In a modern form of hip-hop dancing (more accurately called "popping"), the hip-hop dancer submits oneself to the "will" of the hip-hop "puppeteer" and his authority. He is "controlled" by what the puppeteer wants the puppet to do. He is a "slave" of the puppeteer. (let's pretend for the sake of the analogy that the puppeteer in the back choreographed the whole dance and the puppet-dancer had to submit to it)

<https://www.youtube.com/watch?v=LikXwgTyu90

It is an enjoyable experience for the hip-hop popping puppet in the front. He is having an enjoyable experience. Although he did not choreograph the dance sequence, since it is a good sequence, he is having a joyful time.

 Moreover, he is dancing to the rhythms of the hip-hop beat outside of him. He did not create the beat, but he must move according to it nevertheless. He must not only "live according to the beat" but "keep in step with it" literally.

In short, it is not a miserable experience for him. It is not only an experience that is "okay-la". But he is fulfilled while he is doing it.

(I recognize that in the clip, in the last couple seconds, the puppet rebels and scares the puppeteer off, but just pretend that didn't happen haha)

Now, let us return to our comparison of how this hip-hop puppet-popping is like being a slave to righteousness/Christ. For the slave of Christ, the "puppeteer" (God the Father), the "strings" (Jesus Christ), and the "hip-hop beat" (Holy Spirit) are all invisible to the physical eyes. The world cannot see these Trinitarian participants that the hip-hop-slave-to-Christ is "dancing with" in life. Therefore, they are surprised by what they see with their carnal eyes with regard to the effects of the whole process which is embodied in the puppet. Meanwhile, the hip-hop-slave-to-Christ is "dancing" to a whole other reality, namely the spiritual realm, that is operating behind the curtains of physical reality. If the puppeteer, strings, and the hip-hop beats were gone, then it would be a chore, burden, and dread to try to produce the effects of joyful righteousness that the 3 hidden Trinitarian participants enable one to produce. Many have tried to do so, and have become legalistic and focused on the letter of God's commandments at the cost of the spirit of God's commandments, and have made life miserable for themselves as well as others (some would call them "modern day Pharisees"). However, for the slave-of-Christs who have grown and matured in hip-hop enslavement-to-Christ, they will realize more and more from experience that the Trinitarian help that they receive (the Father, the Son, and the Holy Spirit), although invisible to the physical realm, is not totally hidden from themselves in corroborating experience after corroborating experience.

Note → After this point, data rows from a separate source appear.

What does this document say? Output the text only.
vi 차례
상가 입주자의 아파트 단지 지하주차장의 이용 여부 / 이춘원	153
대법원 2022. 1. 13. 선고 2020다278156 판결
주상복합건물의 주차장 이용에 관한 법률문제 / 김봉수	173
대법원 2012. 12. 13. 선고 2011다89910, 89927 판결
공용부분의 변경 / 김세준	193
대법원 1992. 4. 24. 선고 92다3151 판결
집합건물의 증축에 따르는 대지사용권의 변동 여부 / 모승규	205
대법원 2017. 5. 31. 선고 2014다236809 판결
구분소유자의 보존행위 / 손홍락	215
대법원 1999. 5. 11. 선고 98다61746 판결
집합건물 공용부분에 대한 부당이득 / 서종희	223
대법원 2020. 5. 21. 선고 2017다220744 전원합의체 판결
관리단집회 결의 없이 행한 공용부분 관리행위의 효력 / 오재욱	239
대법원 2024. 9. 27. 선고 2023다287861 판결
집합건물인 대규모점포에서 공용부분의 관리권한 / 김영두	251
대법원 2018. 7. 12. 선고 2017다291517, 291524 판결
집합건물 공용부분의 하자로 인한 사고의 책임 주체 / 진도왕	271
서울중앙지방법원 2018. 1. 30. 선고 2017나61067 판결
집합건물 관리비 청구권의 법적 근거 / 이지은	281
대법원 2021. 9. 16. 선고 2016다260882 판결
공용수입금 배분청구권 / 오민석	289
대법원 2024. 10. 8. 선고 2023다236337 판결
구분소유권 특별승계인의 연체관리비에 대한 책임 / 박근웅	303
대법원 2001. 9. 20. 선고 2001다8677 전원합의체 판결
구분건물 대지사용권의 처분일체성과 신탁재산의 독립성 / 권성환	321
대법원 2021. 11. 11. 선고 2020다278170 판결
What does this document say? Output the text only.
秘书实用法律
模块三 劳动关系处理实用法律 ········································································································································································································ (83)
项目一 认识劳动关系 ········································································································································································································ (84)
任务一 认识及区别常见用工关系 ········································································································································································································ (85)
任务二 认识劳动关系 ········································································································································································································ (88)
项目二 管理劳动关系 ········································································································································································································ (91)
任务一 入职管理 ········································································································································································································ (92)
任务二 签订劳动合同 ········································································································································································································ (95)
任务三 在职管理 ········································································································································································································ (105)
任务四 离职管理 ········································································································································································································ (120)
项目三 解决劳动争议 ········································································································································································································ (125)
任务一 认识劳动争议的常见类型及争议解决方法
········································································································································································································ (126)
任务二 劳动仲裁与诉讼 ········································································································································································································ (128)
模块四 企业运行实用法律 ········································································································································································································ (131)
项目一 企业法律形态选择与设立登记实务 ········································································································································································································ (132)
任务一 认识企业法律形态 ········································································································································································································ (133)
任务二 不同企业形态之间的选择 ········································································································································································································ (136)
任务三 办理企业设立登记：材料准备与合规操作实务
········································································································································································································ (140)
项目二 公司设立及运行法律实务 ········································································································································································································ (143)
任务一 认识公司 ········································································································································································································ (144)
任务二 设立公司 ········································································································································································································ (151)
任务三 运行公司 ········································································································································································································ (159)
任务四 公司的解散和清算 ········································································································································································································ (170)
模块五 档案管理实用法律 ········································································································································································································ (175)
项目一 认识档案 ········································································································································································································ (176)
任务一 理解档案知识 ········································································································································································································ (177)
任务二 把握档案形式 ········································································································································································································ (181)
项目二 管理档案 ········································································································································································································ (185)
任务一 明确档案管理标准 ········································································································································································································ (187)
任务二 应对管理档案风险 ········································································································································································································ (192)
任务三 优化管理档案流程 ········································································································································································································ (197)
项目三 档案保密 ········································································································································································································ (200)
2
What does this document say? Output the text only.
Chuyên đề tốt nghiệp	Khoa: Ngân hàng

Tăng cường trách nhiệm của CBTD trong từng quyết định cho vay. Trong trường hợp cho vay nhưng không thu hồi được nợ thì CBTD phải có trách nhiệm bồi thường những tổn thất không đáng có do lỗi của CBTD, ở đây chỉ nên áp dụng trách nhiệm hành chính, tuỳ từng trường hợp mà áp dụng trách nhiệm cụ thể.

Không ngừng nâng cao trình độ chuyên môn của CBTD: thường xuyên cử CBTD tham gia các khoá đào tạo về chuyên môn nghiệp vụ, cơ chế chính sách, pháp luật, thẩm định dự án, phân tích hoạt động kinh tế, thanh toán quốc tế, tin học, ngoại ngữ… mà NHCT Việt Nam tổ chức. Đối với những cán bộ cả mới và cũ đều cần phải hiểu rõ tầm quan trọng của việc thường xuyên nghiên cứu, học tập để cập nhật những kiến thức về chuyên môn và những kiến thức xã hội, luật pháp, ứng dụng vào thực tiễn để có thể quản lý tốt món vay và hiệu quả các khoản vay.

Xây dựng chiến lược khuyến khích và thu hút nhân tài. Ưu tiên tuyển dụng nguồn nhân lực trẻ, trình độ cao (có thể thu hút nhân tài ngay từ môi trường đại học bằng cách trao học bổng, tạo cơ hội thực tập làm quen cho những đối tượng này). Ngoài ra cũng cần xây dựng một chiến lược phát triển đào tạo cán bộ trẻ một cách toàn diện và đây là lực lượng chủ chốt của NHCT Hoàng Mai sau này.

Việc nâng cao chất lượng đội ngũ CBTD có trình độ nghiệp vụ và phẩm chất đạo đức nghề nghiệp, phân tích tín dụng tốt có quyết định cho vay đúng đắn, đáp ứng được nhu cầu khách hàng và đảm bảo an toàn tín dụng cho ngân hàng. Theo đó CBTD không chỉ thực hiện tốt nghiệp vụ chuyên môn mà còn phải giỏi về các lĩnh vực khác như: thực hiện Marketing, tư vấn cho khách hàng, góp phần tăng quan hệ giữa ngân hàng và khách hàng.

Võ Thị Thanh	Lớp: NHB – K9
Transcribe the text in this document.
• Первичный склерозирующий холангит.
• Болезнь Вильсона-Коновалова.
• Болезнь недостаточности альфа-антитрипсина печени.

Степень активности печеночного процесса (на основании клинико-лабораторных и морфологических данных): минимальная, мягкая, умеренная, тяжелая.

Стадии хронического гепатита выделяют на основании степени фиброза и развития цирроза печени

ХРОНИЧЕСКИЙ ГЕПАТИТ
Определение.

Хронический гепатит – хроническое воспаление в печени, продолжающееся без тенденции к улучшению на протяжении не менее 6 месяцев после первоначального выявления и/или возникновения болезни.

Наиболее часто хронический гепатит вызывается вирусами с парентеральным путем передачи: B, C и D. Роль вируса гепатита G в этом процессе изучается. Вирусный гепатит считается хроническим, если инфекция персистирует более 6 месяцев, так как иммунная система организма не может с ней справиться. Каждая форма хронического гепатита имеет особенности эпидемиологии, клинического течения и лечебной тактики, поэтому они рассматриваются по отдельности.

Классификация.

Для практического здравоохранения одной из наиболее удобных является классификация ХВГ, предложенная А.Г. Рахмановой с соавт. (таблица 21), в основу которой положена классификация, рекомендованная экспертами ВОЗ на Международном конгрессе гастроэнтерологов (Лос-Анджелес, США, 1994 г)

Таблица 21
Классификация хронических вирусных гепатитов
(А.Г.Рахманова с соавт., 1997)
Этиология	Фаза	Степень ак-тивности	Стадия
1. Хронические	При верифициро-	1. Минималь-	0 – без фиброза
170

"In the same way, let your light shine before others, that they may see your good deeds and glorify your Father in heaven." - Matthew 5:16

A translation in light of this hip-hop dancing analogy would be "let your spiritual dance shine before others, so that they may see your "spiritually sick" moves as a hip-hop puppet-popper, and glorify the awesome hip-hop puppeteer/choreographer, who is your Father in heaven."